Richard Chamberlain, who has died at 90, achieved exceptional television celebrity by playing devastatingly attractive men whose professions made them unavailable to women.
In The Thorn Birds – a 1983 miniseries that achieved huge ratings for ABC in the US and BBC One in the UK – he was Ralph De Bricassart, a Catholic priest whose vow of celibacy is tested beyond breaking point over four decades by Meggie, a young woman whom he meets on an Australian sheep farm.
Based on a 1977 bestseller by Colleen McCullough, the drama benefited from finding a way of making attraction dangerous again in a post-60s era of sexual freedom. Watched by almost 60% of the available American TV audience – an extraordinarily high score – it got 16 Emmy nominations, winning six. Unusually, its British TV premiere – on 8 January 1984, between ratings hits Hi-De-Hi! and That’s Life! – was given a standalone preview programme in the previous week. Comprising an interview with Chamberlain, it was a tribute to his fame and the international impact of The Thorn Birds.
Making attraction dangerous again … Richard Chamberlain with Rachel Ward in The Thorn Birds. Photograph: Warner Bros. Television/Allstar
Repeated in 1988, the vestment-ripper became one of the most resonant TV memories for the Boomer generation. Chamberlain’s performance may have influenced the dashing celibate who became known as the “hot priest” in Phoebe Waller-Bridge’s Fleabag.
The Thorn Birds required Ralph to be irresistible to women and his casting reflected a previous triumph as TV eye-candy – in 191 episodes of the NBC medical drama Dr Kildare, from 1961 to 1966. For Chamberlain’s Dr James Kildare, who rose from intern to resident at the fictional Blair General hospital, the throbbing hearts he heard through his stethoscope were mainly caused by him, not cardiac conditions. Patients were as off-limits as Bricassart’s parishioners would be later, although publicity pictures showed Chamberlain flushing a syringe that may have been suggestive. While Kildare was a good enough doctor to have removed his own appendix when caught in an emergency without a surgeon, the point of the character was his looks.

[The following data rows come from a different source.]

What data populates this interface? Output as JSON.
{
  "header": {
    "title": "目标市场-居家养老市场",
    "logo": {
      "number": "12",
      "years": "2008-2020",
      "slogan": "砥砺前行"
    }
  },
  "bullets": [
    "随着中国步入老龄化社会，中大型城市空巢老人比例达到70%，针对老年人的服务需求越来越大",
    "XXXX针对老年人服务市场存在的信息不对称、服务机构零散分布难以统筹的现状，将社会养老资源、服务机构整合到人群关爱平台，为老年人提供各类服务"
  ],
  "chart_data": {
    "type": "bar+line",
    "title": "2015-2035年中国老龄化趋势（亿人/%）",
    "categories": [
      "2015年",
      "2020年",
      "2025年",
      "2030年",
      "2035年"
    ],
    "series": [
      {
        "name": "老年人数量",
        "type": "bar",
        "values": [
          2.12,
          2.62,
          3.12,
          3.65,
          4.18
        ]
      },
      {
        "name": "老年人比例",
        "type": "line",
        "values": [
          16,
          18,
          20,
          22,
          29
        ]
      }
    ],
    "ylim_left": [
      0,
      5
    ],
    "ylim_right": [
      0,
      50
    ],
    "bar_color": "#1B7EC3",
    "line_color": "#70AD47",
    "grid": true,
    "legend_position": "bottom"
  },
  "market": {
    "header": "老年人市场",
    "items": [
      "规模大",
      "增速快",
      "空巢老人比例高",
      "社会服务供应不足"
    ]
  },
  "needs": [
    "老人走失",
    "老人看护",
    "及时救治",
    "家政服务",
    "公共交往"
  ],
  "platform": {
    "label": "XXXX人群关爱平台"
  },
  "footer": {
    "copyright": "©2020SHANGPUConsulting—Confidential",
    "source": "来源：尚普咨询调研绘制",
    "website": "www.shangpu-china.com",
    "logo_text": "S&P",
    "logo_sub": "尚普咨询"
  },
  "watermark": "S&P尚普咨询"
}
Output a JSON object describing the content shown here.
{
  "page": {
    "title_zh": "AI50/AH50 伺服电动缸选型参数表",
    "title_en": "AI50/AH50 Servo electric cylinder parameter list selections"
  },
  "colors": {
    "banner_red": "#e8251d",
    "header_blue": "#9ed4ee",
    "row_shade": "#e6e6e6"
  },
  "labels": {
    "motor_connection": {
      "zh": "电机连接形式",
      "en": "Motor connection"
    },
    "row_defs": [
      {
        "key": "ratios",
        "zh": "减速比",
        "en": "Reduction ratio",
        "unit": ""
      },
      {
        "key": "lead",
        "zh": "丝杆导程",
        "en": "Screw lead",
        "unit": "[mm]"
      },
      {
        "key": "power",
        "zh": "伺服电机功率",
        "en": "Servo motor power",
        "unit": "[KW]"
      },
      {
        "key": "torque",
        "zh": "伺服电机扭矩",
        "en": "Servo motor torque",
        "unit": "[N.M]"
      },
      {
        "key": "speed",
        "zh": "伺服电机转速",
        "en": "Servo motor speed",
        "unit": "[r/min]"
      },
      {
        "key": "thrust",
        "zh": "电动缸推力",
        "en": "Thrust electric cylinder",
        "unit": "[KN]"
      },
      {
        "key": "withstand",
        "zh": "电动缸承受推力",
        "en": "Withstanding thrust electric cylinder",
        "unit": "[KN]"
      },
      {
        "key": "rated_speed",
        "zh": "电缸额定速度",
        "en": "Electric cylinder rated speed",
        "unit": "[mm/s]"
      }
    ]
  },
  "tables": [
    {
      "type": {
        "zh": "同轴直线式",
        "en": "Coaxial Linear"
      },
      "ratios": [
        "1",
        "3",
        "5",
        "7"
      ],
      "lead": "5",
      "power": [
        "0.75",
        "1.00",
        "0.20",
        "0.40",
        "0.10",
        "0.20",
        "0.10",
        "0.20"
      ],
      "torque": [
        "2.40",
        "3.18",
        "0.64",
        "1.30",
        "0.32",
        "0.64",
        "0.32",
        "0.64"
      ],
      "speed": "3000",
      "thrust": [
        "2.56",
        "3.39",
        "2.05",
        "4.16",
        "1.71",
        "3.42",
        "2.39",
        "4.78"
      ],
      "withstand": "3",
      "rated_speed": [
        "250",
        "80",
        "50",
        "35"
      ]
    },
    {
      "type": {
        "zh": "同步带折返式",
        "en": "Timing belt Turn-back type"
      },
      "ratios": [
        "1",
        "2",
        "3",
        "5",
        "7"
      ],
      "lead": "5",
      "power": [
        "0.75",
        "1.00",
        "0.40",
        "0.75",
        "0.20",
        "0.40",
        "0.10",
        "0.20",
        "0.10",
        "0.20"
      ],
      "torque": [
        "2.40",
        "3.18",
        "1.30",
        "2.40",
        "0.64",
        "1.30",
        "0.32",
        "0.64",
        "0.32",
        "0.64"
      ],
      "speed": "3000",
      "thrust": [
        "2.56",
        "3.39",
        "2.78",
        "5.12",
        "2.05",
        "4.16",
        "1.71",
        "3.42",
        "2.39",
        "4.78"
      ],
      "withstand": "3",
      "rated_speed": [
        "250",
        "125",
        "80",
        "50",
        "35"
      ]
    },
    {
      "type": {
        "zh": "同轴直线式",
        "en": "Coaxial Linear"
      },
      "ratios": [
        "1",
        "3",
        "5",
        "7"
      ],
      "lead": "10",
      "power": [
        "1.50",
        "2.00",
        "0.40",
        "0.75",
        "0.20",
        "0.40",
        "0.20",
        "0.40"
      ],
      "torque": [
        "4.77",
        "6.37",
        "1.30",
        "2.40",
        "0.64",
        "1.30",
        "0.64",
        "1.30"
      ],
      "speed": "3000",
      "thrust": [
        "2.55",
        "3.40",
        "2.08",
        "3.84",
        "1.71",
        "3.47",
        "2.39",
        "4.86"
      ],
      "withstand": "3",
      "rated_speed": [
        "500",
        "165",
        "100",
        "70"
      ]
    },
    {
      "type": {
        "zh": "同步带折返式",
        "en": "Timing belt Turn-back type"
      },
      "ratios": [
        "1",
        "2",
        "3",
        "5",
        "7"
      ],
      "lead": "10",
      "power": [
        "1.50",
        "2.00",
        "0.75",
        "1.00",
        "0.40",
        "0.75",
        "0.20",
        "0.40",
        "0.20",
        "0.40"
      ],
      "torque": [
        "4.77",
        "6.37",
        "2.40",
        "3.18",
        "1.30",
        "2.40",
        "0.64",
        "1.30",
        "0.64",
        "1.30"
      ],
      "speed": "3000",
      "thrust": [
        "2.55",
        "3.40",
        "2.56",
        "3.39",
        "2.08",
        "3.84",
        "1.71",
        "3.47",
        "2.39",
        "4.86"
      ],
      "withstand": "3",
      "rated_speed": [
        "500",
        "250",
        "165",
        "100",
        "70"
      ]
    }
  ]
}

Heart-throbbing stuff … Chamberlain as Dr Kildare. Photograph: NBCUPHOTOBANK/Rex Features
Chamberlain’s facility for acting out the tensions of forbidden love may have been helped by the fact that the actor playing these famous objects of female desire was gay, a fact he did not confirm until a 2003 memoir. Recounting a relationship with the actor-producer Martin Rabbett that endured across five decades until Rabbett’s death, the book also reflected on the psychological cost of passing as straight on and off screen, with one lie perpetuating another. The Thorn Birds, for example, led to his casting as the legendarily heterosexual Casanova.
Some among younger generations of gay men may lament Chamberlain’s reticence about his sexuality, but there seems little doubt that lifelong honesty would have disqualified him from those career-making roles as Kildare and Bricassart at a time when, at least theoretical, sexual availability was seen as a crucial part of superstardom.
The third standout TV role of Chamberlain’s career is overshadowed by different sensitivities. In the 1980 version of Shōgun, the actor was typically charismatic and dashing in a five-part adaptation of James Clavell’s novel about John Blackthorne, an English sailor captured by samurai and forced to adopt Japanese identity, but the more culturally precise 2024 remake will outrank it in TV history.
A skilled enough actor to have played Hamlet to good notices on stage in England and on TV in the US, Chamberlain was at his best on television. His particular success in miniseries spoke to a rare ability to encourage viewers to come back night after night, week after week. His impact was shown by a steady flow of late-career cameos in shows including Nip/Tuck, Hustle and Will & Grace.